INDICATIONS: This is a 22-year-old male known well to the plastic surgery service who has had a right ankle fracture that was treated with external fixators and multiple wounds on his right lateral foot who has been using the VAC for the past several months, allowing the right lateral foot wound to granulate and cover over the bone. The wound has been cleaned and has had excellent granulation with a small crevice in the middle of the wound. The patient is here today for debridement, irrigation, a washout, and closing this wound via a skin graft.

PROCEDURE: The patient was brought in the operating room and placed supine. General anesthesia was administered. The patient’s right thigh and right lower extremity were prepped and draped in a standard surgical fashion using a Betadine solution.

The initial portion of the procedure consisted of using a curette to curette out the skin, subcutaneous tissue, and muscle of the wound, eliminating all of the granulation tissue.
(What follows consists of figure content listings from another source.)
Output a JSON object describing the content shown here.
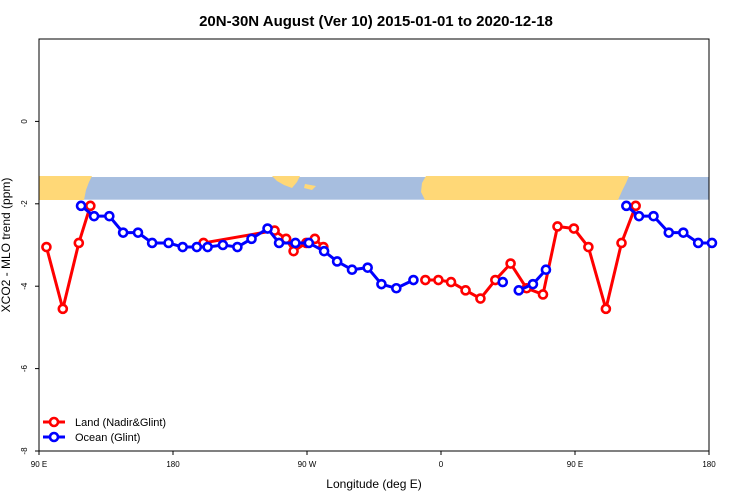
{
  "chart_data": {
    "type": "line",
    "title": "20N-30N August (Ver 10)   2015-01-01 to 2020-12-18",
    "xlabel": "Longitude (deg E)",
    "ylabel": "XCO2 - MLO trend (ppm)",
    "xlim": [
      90,
      270
    ],
    "ylim": [
      -8,
      2
    ],
    "x_ticks": [
      {
        "value": 90,
        "label": "90 E"
      },
      {
        "value": 126,
        "label": "180"
      },
      {
        "value": 162,
        "label": "90 W"
      },
      {
        "value": 198,
        "label": "0"
      },
      {
        "value": 234,
        "label": "90 E"
      },
      {
        "value": 270,
        "label": "180"
      }
    ],
    "y_ticks": [
      {
        "value": 0,
        "label": "0"
      },
      {
        "value": -2,
        "label": "-2"
      },
      {
        "value": -4,
        "label": "-4"
      },
      {
        "value": -6,
        "label": "-6"
      },
      {
        "value": -8,
        "label": "-8"
      }
    ],
    "map_strip": {
      "y_top": -1.35,
      "y_bottom": -1.9,
      "land_color": "#ffd877",
      "ocean_color": "#a7bedf"
    },
    "legend_position": "bottom-left",
    "series": [
      {
        "name": "Land (Nadir&Glint)",
        "color": "#ff0000",
        "segments": [
          [
            [
              92,
              -3.05
            ],
            [
              96.4,
              -4.55
            ],
            [
              100.7,
              -2.95
            ],
            [
              103.8,
              -2.05
            ]
          ],
          [
            [
              134.2,
              -2.95
            ],
            [
              153.3,
              -2.65
            ],
            [
              156.4,
              -2.85
            ],
            [
              158.4,
              -3.15
            ],
            [
              161.8,
              -2.95
            ],
            [
              164.1,
              -2.85
            ],
            [
              166.4,
              -3.05
            ]
          ],
          [
            [
              193.8,
              -3.85
            ],
            [
              197.3,
              -3.85
            ],
            [
              200.7,
              -3.9
            ],
            [
              204.6,
              -4.1
            ],
            [
              208.6,
              -4.3
            ],
            [
              212.6,
              -3.85
            ],
            [
              216.7,
              -3.45
            ],
            [
              221,
              -4.05
            ],
            [
              225.4,
              -4.2
            ],
            [
              229.3,
              -2.55
            ],
            [
              233.7,
              -2.6
            ],
            [
              237.6,
              -3.05
            ],
            [
              242.3,
              -4.55
            ],
            [
              246.5,
              -2.95
            ],
            [
              250.3,
              -2.05
            ]
          ]
        ]
      },
      {
        "name": "Ocean (Glint)",
        "color": "#0000ff",
        "segments": [
          [
            [
              101.3,
              -2.05
            ],
            [
              104.8,
              -2.3
            ],
            [
              108.9,
              -2.3
            ],
            [
              112.6,
              -2.7
            ],
            [
              116.6,
              -2.7
            ],
            [
              120.4,
              -2.95
            ],
            [
              124.8,
              -2.95
            ],
            [
              128.6,
              -3.05
            ],
            [
              132.4,
              -3.05
            ],
            [
              135.3,
              -3.05
            ],
            [
              139.4,
              -3
            ],
            [
              143.3,
              -3.05
            ],
            [
              147.1,
              -2.85
            ],
            [
              151.4,
              -2.6
            ],
            [
              154.5,
              -2.95
            ],
            [
              158.9,
              -2.95
            ],
            [
              162.5,
              -2.95
            ],
            [
              166.6,
              -3.15
            ],
            [
              170.1,
              -3.4
            ],
            [
              174.1,
              -3.6
            ],
            [
              178.3,
              -3.55
            ],
            [
              182,
              -3.95
            ],
            [
              186,
              -4.05
            ],
            [
              190.6,
              -3.85
            ]
          ],
          [
            [
              214.6,
              -3.9
            ]
          ],
          [
            [
              218.9,
              -4.1
            ],
            [
              222.7,
              -3.95
            ],
            [
              226.2,
              -3.6
            ]
          ],
          [
            [
              247.8,
              -2.05
            ],
            [
              251.2,
              -2.3
            ],
            [
              255.1,
              -2.3
            ],
            [
              259.2,
              -2.7
            ],
            [
              263.1,
              -2.7
            ],
            [
              267.1,
              -2.95
            ],
            [
              270.8,
              -2.95
            ]
          ]
        ]
      }
    ]
  }
}
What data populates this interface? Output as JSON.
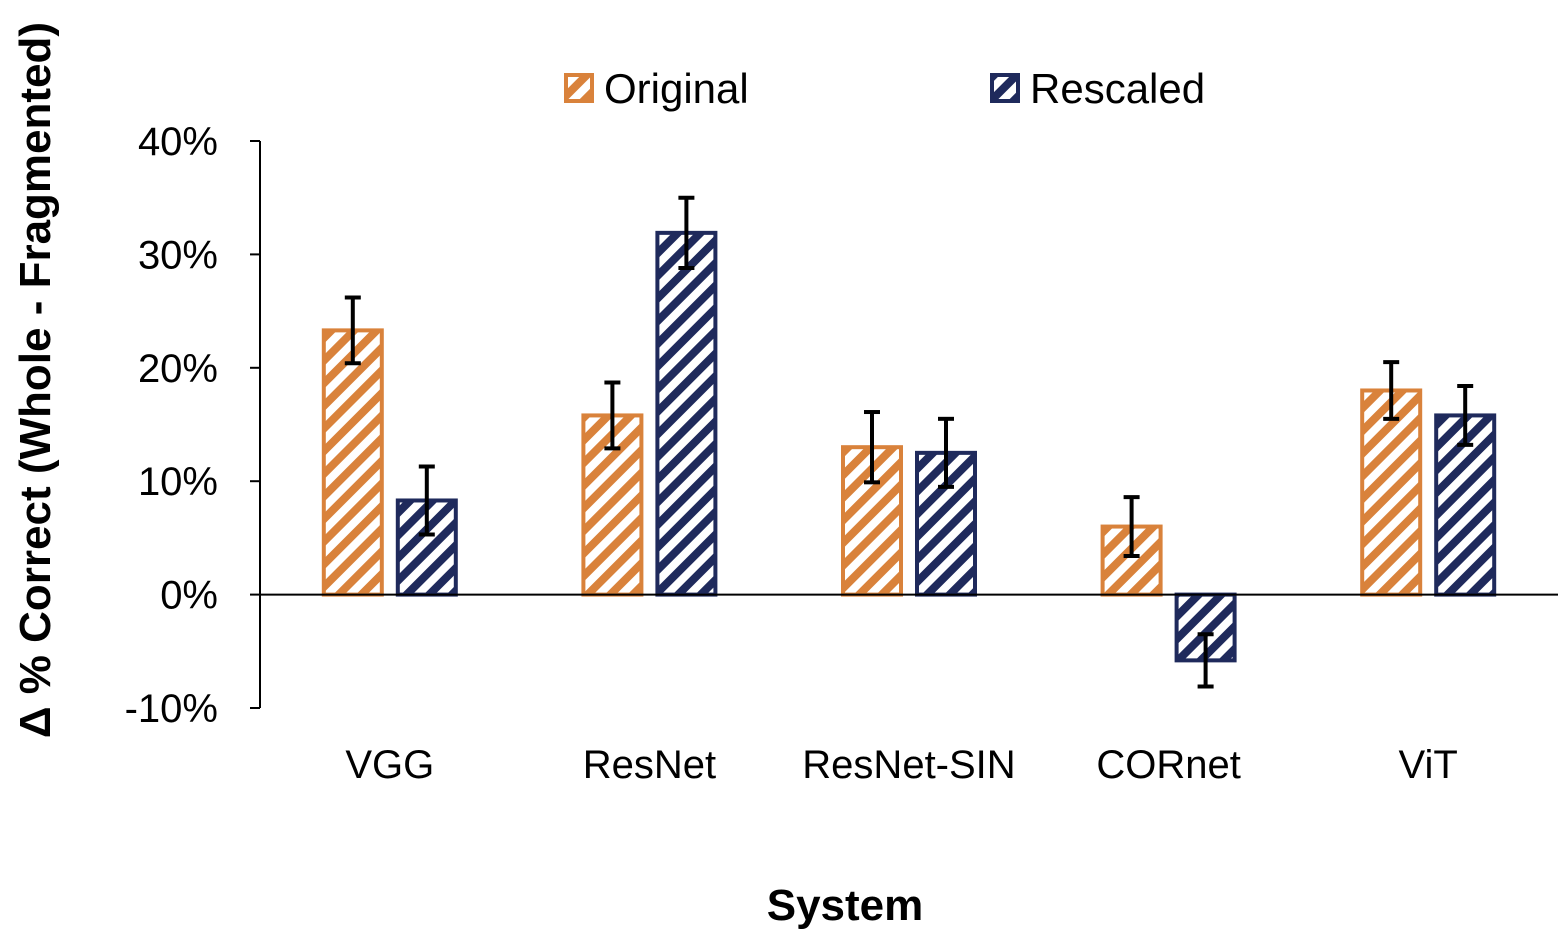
{
  "chart_data": {
    "type": "bar",
    "xlabel": "System",
    "ylabel": "Δ % Correct (Whole - Fragmented)",
    "ylim": [
      -10,
      40
    ],
    "yticks": [
      -10,
      0,
      10,
      20,
      30,
      40
    ],
    "ytick_labels": [
      "-10%",
      "0%",
      "10%",
      "20%",
      "30%",
      "40%"
    ],
    "categories": [
      "VGG",
      "ResNet",
      "ResNet-SIN",
      "CORnet",
      "ViT"
    ],
    "series": [
      {
        "name": "Original",
        "color": "#d9823b",
        "pattern": "diagonal-hatch",
        "values": [
          23.3,
          15.8,
          13.0,
          6.0,
          18.0
        ],
        "error": [
          2.9,
          2.9,
          3.1,
          2.6,
          2.5
        ]
      },
      {
        "name": "Rescaled",
        "color": "#1f2a5c",
        "pattern": "diagonal-hatch",
        "values": [
          8.3,
          31.9,
          12.5,
          -5.8,
          15.8
        ],
        "error": [
          3.0,
          3.1,
          3.0,
          2.3,
          2.6
        ]
      }
    ],
    "grid": false,
    "legend_position": "top"
  }
}
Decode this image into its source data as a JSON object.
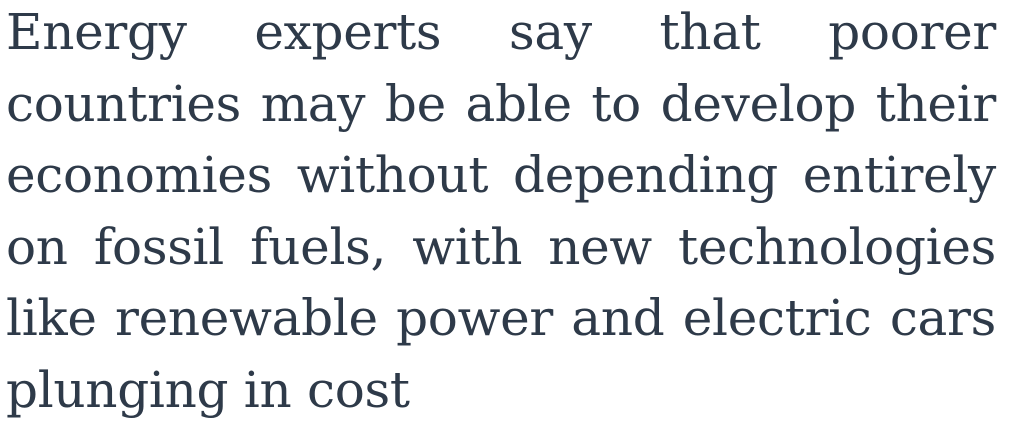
{
  "article": {
    "paragraph": "Energy experts say that poorer countries may be able to develop their economies without depending entirely on fossil fuels, with new technologies like renewable power and electric cars plunging in cost"
  },
  "colors": {
    "text": "#2e3a49",
    "background": "#ffffff"
  }
}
There was a small hole noted in the inferior portion of the wound which was cleaned out with a curette. There was a crevice in the superior aspect of the wound in the middle of the base, and this was curetted, and a 10 blade was used to create a saucer-type gradual differentiation towards the base of that wound allowing a skin graft to take. A curette was placed in the middle of the wound, showing that there was bone at the base of the wound, but it was covered by some granulation tissue. After this was done, the wound was then irrigated with a 0.25% Betadine solution and then the pulsatile lavage was then used to irrigate out the wound with 3 L of a pulsatile irrigation.

The wound measured a total of 50 cm/2, so a 0.010 inch split-thickness skin graft was taken from the right thigh for a total of this amount of skin. This was then placed dermis side up on the 1.5:1 mesher and then placed through the meshing device. The donor site was covered with Xeroform gauze as well as a bupivacaine-soaked Telfa and overlying gauze and adhesive tape.

The skin graft was then placed dermis side down on the wound and was stapled into position after some moderate amount of trimming to align the proper shape. After this was done, the patient’s right lower extremity was cleansed with some irrigation solution and the decision was made to place a VAC on the skin graft to allow proper adhesion to its bed.

The VAC sponge was then cut to the proper shape and size and then was placed on top of the skin graft which was placed on the right lateral foot. The overlying adhesive dressings were used to make sure that there was no evidence of any air leak. A hole was made and then a VAC connector was then placed on top of this VAC sponge and the VAC was connected to a 125 mm of continuous suction.

After checking the suction, the VAC began to work and the patient was awakened from his general anesthesia. There were no complications during the procedure. The patient was then transferred to the recovery room without further incident.